Exercises for Core Training

Learning to contract the Core.

Breathing.
Lay face up on the floor, in the psoas position (this means knees at 90 degrees and feet flat to the floor). Relax and practice breathing into the abdomen, with your hand rested gently over your navel. You should aim for the navel to lift about 2” on your in breath. Breath in through the nose and out through the mouth. Relax on the in breath and squeeze your stomach in when exhaling fully.

Once you have mastered this, relax and start again, but this time you need to make sure that your pelvis/spine is in a neutral position. To do this, place the heel of your hands on the prominent hip bones and your finger tips together on the pubic bone. They should all be level. Now start the breathing pattern again.

Then add in the contraction of the pelvic floor, whilst keeping the breathing pattern going. “Imagine stopping the flow, when going for a wee”

Next stage is to add in the contraction of the’ core’.

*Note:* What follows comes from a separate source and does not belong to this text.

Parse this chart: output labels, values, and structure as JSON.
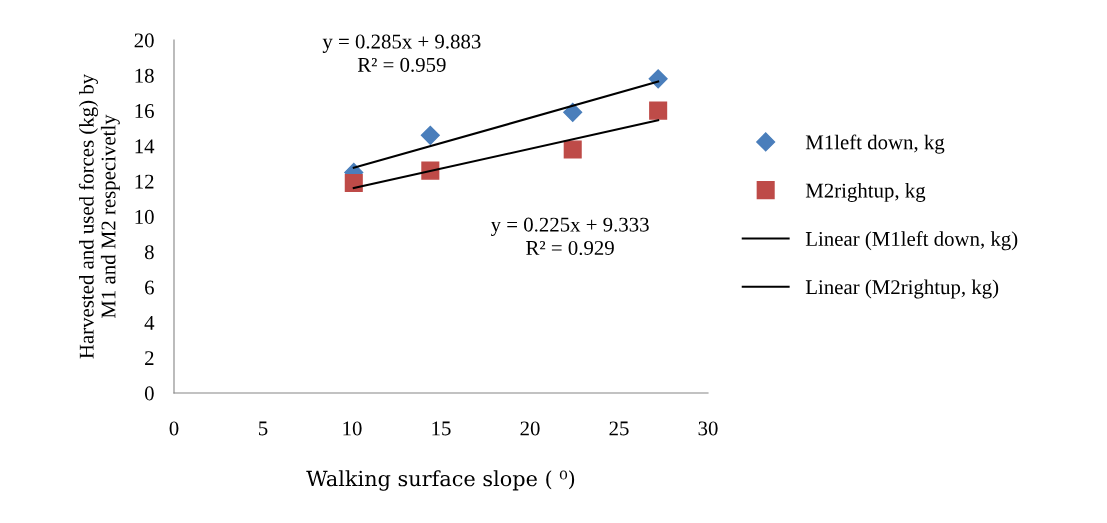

The best way to achieve this is to place your hands on the side of your ribs just below the chest level. You can use the pressure of your hands to push in, on the out breath, and encourage them to expand on the in breath. When ready tighten the whole of the abdominal area, holding the navel down toward the spine, but not moving the spine from its neutral position. The idea is to keep breathing normally as you do this. You will feel your abdominal area holding firm, as your lower ribcage expands laterally.

Lastly, try to slide one leg (heel down, toes up) away from the body. There should not be any movement, tilting or adjustments of the spine or pelvis to accommodate the one sided pressure. If there is then start again until there is no movement!

These exercises may take many sessions, even weeks to perfect and you should only move on a stage, once you have mastered the previous.